In order to hedge the risk of delivering the returns, Barclays then go to the futures market and buy a portfolio of front month and second month VIX futures in the right quantity that matches what it owes the buyers of the note. This is where the subtle difference between an ETN and ETF lies. An ETF behaves very much like a mutual fund whereby it owns the underlying assets and so doesn't bear the credit risk of the fund management company. However, ETNs doesn't own any underlying assets. It merely represents a promise by the issuer to pay which is as good as its credit. Hence, ETNs bear the credit risk of the issuer. In the event of a credit rating downgrade for the issuer, you can expect the value of the ETNs to be negatively impacted as well.
Anyway, back to Barclays.

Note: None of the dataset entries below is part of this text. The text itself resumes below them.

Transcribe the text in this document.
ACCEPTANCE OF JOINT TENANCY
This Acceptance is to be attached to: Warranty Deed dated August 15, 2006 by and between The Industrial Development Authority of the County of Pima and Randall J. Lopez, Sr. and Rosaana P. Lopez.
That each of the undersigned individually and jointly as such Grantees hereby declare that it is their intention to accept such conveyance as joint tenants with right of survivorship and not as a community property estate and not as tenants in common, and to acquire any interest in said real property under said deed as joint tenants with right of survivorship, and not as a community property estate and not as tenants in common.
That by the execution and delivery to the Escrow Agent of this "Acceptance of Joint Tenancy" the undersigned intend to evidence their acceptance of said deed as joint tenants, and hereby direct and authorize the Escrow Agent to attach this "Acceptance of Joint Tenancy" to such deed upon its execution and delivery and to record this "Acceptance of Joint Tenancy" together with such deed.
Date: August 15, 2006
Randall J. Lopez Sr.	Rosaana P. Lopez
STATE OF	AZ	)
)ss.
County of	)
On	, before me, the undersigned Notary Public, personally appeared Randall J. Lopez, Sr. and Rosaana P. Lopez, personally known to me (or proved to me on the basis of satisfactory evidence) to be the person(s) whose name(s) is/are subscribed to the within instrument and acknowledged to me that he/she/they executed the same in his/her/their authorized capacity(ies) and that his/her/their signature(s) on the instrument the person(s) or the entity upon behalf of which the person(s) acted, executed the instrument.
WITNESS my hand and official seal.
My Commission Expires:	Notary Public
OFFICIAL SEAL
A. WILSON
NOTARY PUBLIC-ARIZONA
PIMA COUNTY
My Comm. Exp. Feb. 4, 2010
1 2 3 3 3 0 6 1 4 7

The ETNs issued by Barclays are treated by regulators as liabilities on their book which is correct since they represent debt securities. Hence, there is a limit to how much can be issued before Barclays hit the regulatory limit on their book. This is the likely reason why Barclays have to halt further issuances.
Normal Market Operations
Under normal conditions, the market price for VXX can deviate from its fair value in the secondary market based on its own demand supply dynamics. When VXX is trading below fair value, Barclays can buy VXX off the market and store in their own inventory, thereby driving VXX price up to fair value. Whenever VXX is trading above fair value, Barclays can either sell VXX off its inventory or create more units of VXX, thereby increasing supply and driving VXX back down to fair value. This operation is beneficial to Barclays as arbitrage profits can be made.
Issuance Is The Limiting Factor
As there is a limit to how much liabilities Barclays can chalk up on its book, in the extreme case whereby there is strong demand for VXX in the secondary market, issuance of new VXX units can become the limiting factor to maintaining the price of VXX close to fair value. When the issuance limit is reached, we effectively end up with a demand supply imbalance and VXX price will deviate sharply from fair value.
VXX is a popular instrument for market participants to short because it loses value over time.
As a result, when the announcement came out, panic gripped the short-sellers of VXX. They realized the supply imbalance and they scrambled to cover their shorts. Unfortunately, as what happens in a short squeeze, VXX shares were in short supply and they had to pay a huge premium to buy back VXX shares. At the same time, arbitrageurs who thought they can capitalise on the VXX premium by shorting VXX and buying VIX futures started piling in. However, the early ones also got caught when VXX continued to surge even higher and they too were forced to close their positions. This contributed further to the short squeeze.
It Happened Before
Although this event has created quite a fair bit of excitement especially for people who happened to be holding VXX, it is actually not new. In fact, a similar event happened back in 2012 to another volatility ETN. Back then, the ETN was TVIX and the issuer was Credit Suisse. We can look back at that event as a guide to what we can expect for the current situation with VXX.
On 22nd February 2012, Credit Suisse halted further creations on TVIX and this led to TVIX trading at a premium to fair value. At one stage, the premium was actually almost 100%. One month later on 20th March 2012, Credit Suisse announced resumption of the ETN creation and the premium disappeared over 2 days. Nothing illustrates better than this chart which I found from this website.
What Can We Expect For VXX
If we project what happened to TVIX in 2012 to VXX today, we can expect VXX to continue to trade at a premium to fair value as long as the issuance halt is in place. This premium will go away in a jiffy the moment Barclays announce resumption of new issuance. The implication of this is that it is probably not a good idea to be holding on to VXX during this period as the risk of losing big from new issuance is significant.
But I Still Want To Be Long Volatility During This Period
A possible replacement for VXX to get long exposure to volatility during this period is the VIXY which is an ETF issued by ProShares. You can find out more about this ETF via the link below.
An advantage of VIXY is that it is an ETF and hence there is no credit risk associated with it. The downside is that it is not as liquid as VXX so it is a matter of choice.
In terms of performance, VXX and VIXY track each other well during normal times.
You can hardly see two lines in the performance chart above which illustrates how closely VXX and VIXY move together. Hence, VIXY is a suitable replacement for VXX during this period.